Barring the sailing out of a passenger vessel carrying citizens of Lakshadweep to the island, no other vessel operation took place at the Old Mangalore Port on Tuesday.
The members of the association sat in a protest in front of the Port Officer’s office at Old Mangalore Port. Speaking on the occasion, Charandas Karkera, President of the association, said that since the last two months there is no officer at the port to carry out the annual inspection for the renewal of the validity certificate of vessels.
The Port Officer in-charge has not been given the responsibility to carry out vessel inspection. This has affected the operations at the Old Mangalore Port, he said. (Old Mangalore Port, an important minor port that comes under the Karnataka Government, handles cargoes meant for Lakshadweep islands.)
Harish Kava, member of the association and vessel owner, said that the absence of an official to inspect the vessel has affected many vessel owners. More than 20 vessels have been forced to anchor at the Old Mangalore Port due to this. The vessel owners have been forced to pay wharfage of around Rs 300 a day for a vessel for the past two months.
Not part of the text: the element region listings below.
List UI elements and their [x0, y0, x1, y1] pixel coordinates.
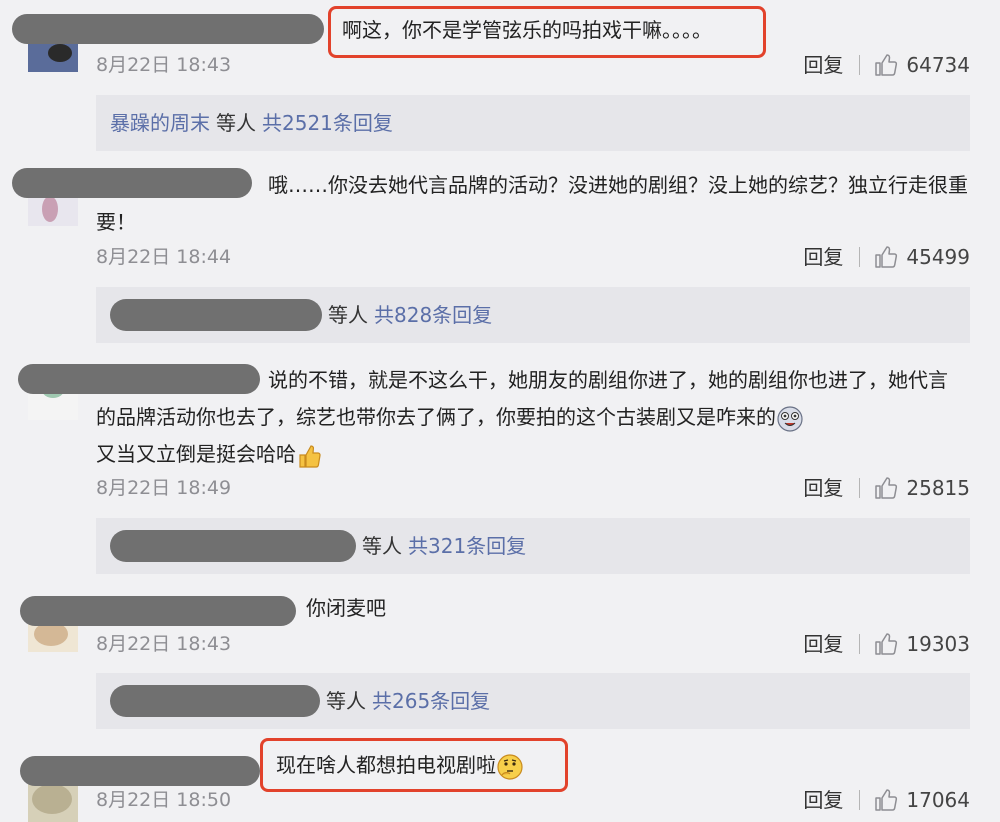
comment-meta: 8月22日 18:50 回复 17064 — [96, 785, 970, 815]
comment-text: 说的不错，就是不这么干，她朋友的剧组你进了，她的剧组你也进了，她代言的品牌活动你… — [96, 362, 960, 473]
thumbs-up-icon[interactable] — [874, 788, 898, 812]
reply-total-link[interactable]: 共828条回复 — [374, 287, 492, 343]
reply-summary[interactable]: 等人 共321条回复 — [96, 518, 970, 574]
comment-time: 8月22日 18:50 — [96, 789, 232, 811]
comment-time: 8月22日 18:43 — [96, 54, 232, 76]
reply-summary[interactable]: 等人 共265条回复 — [96, 673, 970, 729]
username-redacted[interactable] — [20, 756, 260, 786]
like-count: 64734 — [906, 53, 970, 77]
comment-meta: 8月22日 18:43 回复 19303 — [96, 629, 970, 659]
comment-time: 8月22日 18:49 — [96, 477, 232, 499]
thumbs-up-icon[interactable] — [874, 632, 898, 656]
comment-actions: 回复 45499 — [803, 242, 970, 272]
comment-text: 现在啥人都想拍电视剧啦 — [276, 747, 576, 784]
reply-username-redacted[interactable] — [110, 299, 322, 331]
divider — [859, 478, 861, 498]
comment-text-content: 说的不错，就是不这么干，她朋友的剧组你进了，她的剧组你也进了，她代言的品牌活动你… — [96, 368, 948, 429]
comment-time: 8月22日 18:44 — [96, 246, 232, 268]
reply-username[interactable]: 暴躁的周末 — [110, 95, 210, 151]
like-count: 19303 — [906, 632, 970, 656]
reply-username-redacted[interactable] — [110, 685, 320, 717]
comment-meta: 8月22日 18:43 回复 64734 — [96, 50, 970, 80]
comment-text-content: 啊这，你不是学管弦乐的吗拍戏干嘛。。。。 — [342, 18, 712, 42]
like-count: 17064 — [906, 788, 970, 812]
like-count: 25815 — [906, 476, 970, 500]
username-redacted[interactable] — [20, 596, 296, 626]
divider — [859, 55, 861, 75]
comment-actions: 回复 64734 — [803, 50, 970, 80]
thinking-face-emoji-icon — [497, 753, 523, 780]
reply-summary[interactable]: 等人 共828条回复 — [96, 287, 970, 343]
divider — [859, 247, 861, 267]
comment-text: 你闭麦吧 — [306, 590, 606, 627]
comment-meta: 8月22日 18:49 回复 25815 — [96, 473, 970, 503]
thumbs-up-emoji-icon — [299, 444, 321, 468]
thumbs-up-icon[interactable] — [874, 245, 898, 269]
reply-others-label: 等人 — [362, 534, 402, 558]
reply-others-label: 等人 — [326, 689, 366, 713]
reply-button[interactable]: 回复 — [803, 50, 843, 80]
comment-text-content: 你闭麦吧 — [306, 596, 386, 620]
reply-total-link[interactable]: 共321条回复 — [408, 518, 526, 574]
like-count: 45499 — [906, 245, 970, 269]
thumbs-up-icon[interactable] — [874, 53, 898, 77]
reply-button[interactable]: 回复 — [803, 785, 843, 815]
comment-text-content: 哦……你没去她代言品牌的活动？没进她的剧组？没上她的综艺？独立行走很重要！ — [96, 173, 968, 234]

Some of the members of the association, who spoke on the occasion, wondered why they should pay the wharfage for the mistakes committed by the Government. The operation at the Old Mangalore Port takes place between September and May. Any impediment in the operations during the period would affect their livelihood, they said.
Meanwhile, J.R. Lobo, Mangalore (South) MLA, met the protesters at the Old Mangalore Port and asked them to withdraw their strike for two days.
When he tried to contact the Karnataka Port Minister, Baburao Chinchanasur, on mobile phone to discuss the issue, the Minister was not was not available for contact.
The MLA, who spoke to an official in the Port Department, informed the meeting that steps would be taken to carry out the survey of the vessels and a person would be deputed for this purpose.
On the demand of the port users that a surveyor of vessel should be posted in Old Mangalore Port, Lobo said the matter would be discussed in due course of time.
Some members of the association said that the lone passenger vessel to Lakshadweep, m.v. Amindivi, should not be allowed to sail out. Pacifying the members, Karkera said that advance information about the strike was not given to the crew of the passenger vessel. He said that the vessel carrying Lakshadweep residents would be allowed to sail out to Lakshadweep.